A second means of improving the throughput of FFT designs lies in leveraging the pipelining afforded by the AI Engine array. The computation can be partitioned across multiple tiles in a row, passing intermediate results from one tile to the next using the shared memory buffers in between. This form of “pipelining” leads to increased throughput from using additional tile resources.
The Vitis DSP library design fft32_dsplib_split demonstrates this approach. The TP_CASC_LEN parameter identifies how many tiles in a row shall be used to perform the transform. When set to TP_CASC_LEN=3, the computation is split over three tiles. This choice aligns with the FFT-32 case because it is implemented as two Radix-4 stages followed by a third Radix-2 stage. So, each stage is assigned to its tile.
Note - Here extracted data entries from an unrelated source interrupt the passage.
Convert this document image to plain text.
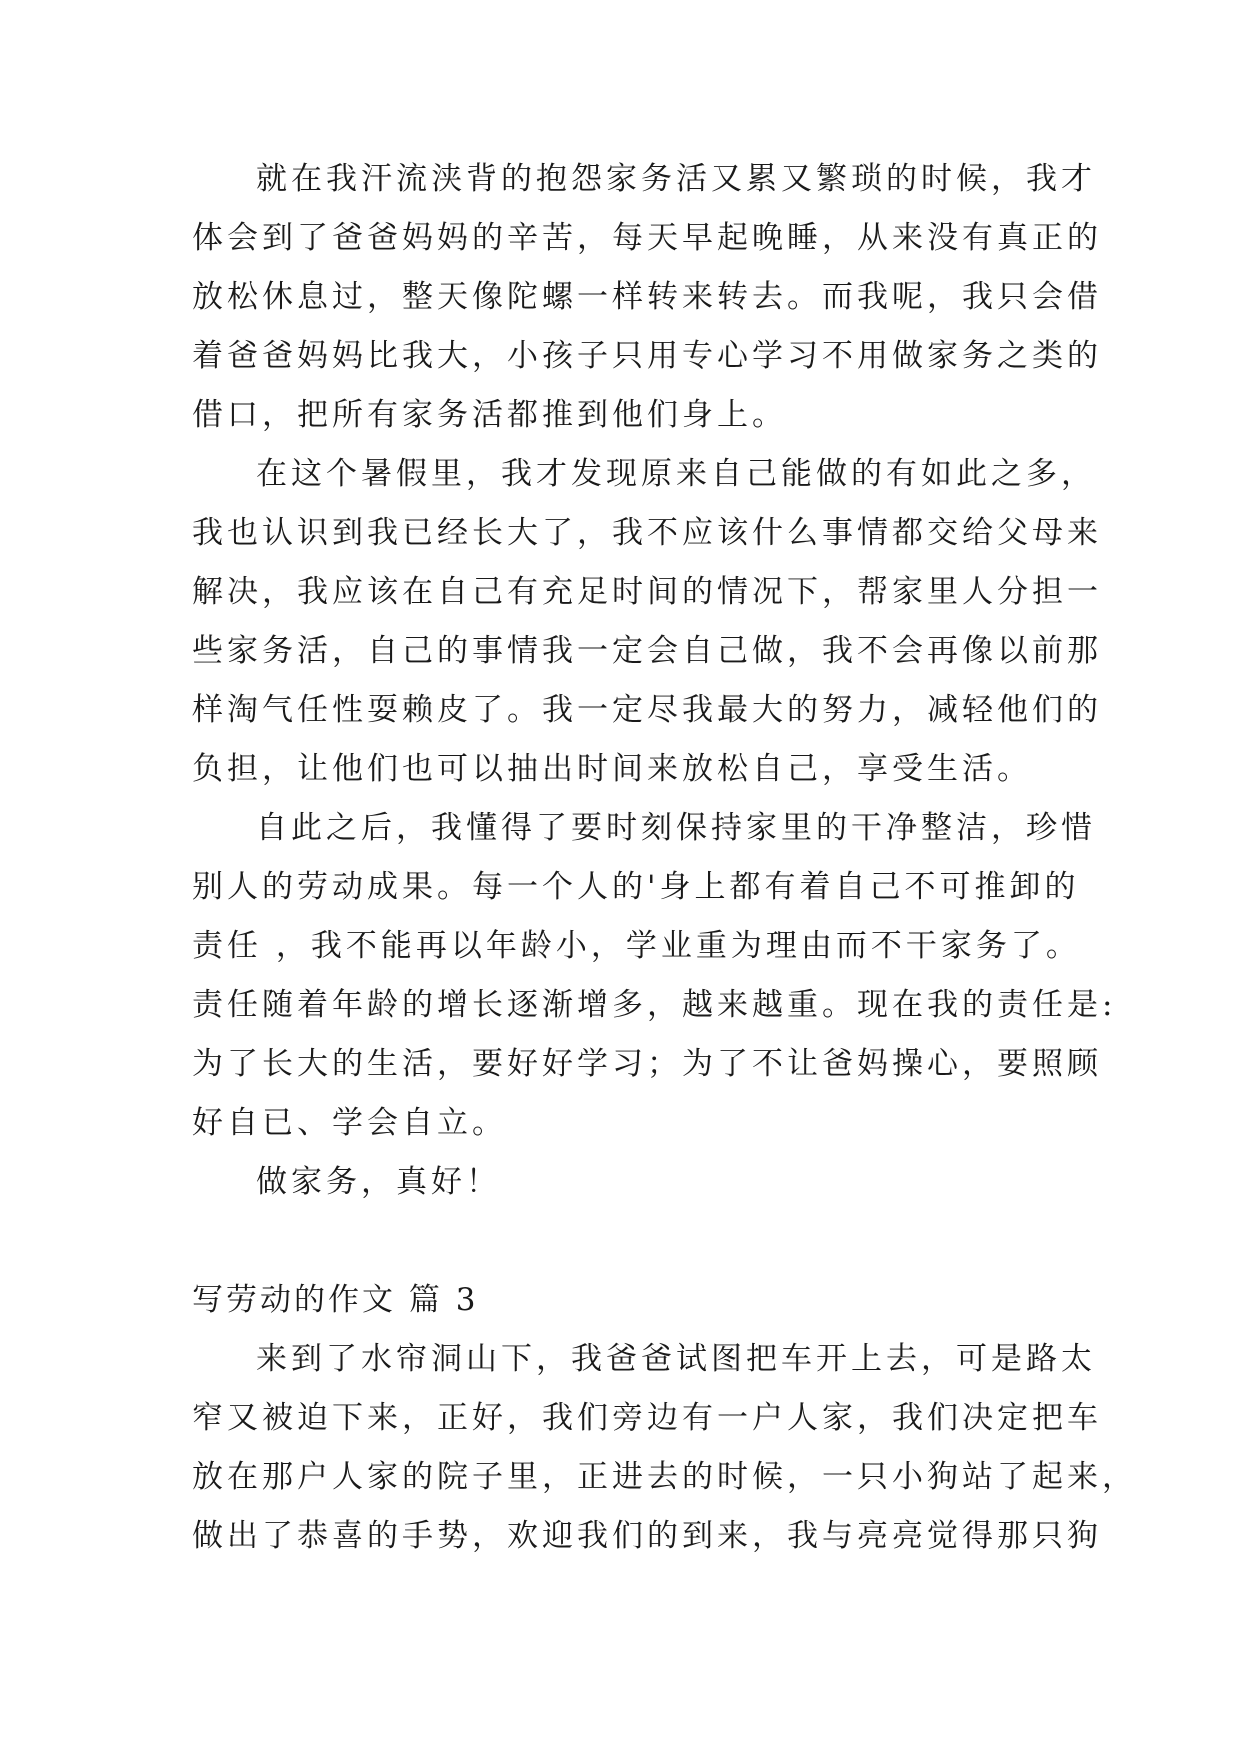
就在我汗流浃背的抱怨家务活又累又繁琐的时候，我才
体会到了爸爸妈妈的辛苦，每天早起晚睡，从来没有真正的
放松休息过，整天像陀螺一样转来转去。而我呢，我只会借
着爸爸妈妈比我大，小孩子只用专心学习不用做家务之类的
借口，把所有家务活都推到他们身上。
在这个暑假里，我才发现原来自己能做的有如此之多，
我也认识到我已经长大了，我不应该什么事情都交给父母来
解决，我应该在自己有充足时间的情况下，帮家里人分担一
些家务活，自己的事情我一定会自己做，我不会再像以前那
样淘气任性耍赖皮了。我一定尽我最大的努力，减轻他们的
负担，让他们也可以抽出时间来放松自己，享受生活。
自此之后，我懂得了要时刻保持家里的干净整洁，珍惜
别人的劳动成果。每一个人的'身上都有着自己不可推卸的
责任 ，我不能再以年龄小，学业重为理由而不干家务了。
责任随着年龄的增长逐渐增多，越来越重。现在我的责任是:
为了长大的生活，要好好学习；为了不让爸妈操心，要照顾
好自已、学会自立。
做家务，真好！
写劳动的作文 篇 3
来到了水帘洞山下，我爸爸试图把车开上去，可是路太
窄又被迫下来，正好，我们旁边有一户人家，我们决定把车
放在那户人家的院子里，正进去的时候，一只小狗站了起来，
做出了恭喜的手势，欢迎我们的到来，我与亮亮觉得那只狗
The figure below shows the AI Engine graph for this three-tile FFT design from Vitis DSP library. A shared memory buffer is placed between each pair of tiles in the chain. As using cint16 data here and the transform is only 32 points, it can pass intermediate results between tiles using the conventional 32-bit memory interfaces without degradation in bit fidelity. In other cases, such as larger transforms or when using 32-bit I/O where this is not possible, the Vitis DSP Library automatically elects to pass intermediate results using the 384-bit cascade accumulator streaming connections between tiles.
The paragraphs and markdown formatting are now correctly formatted.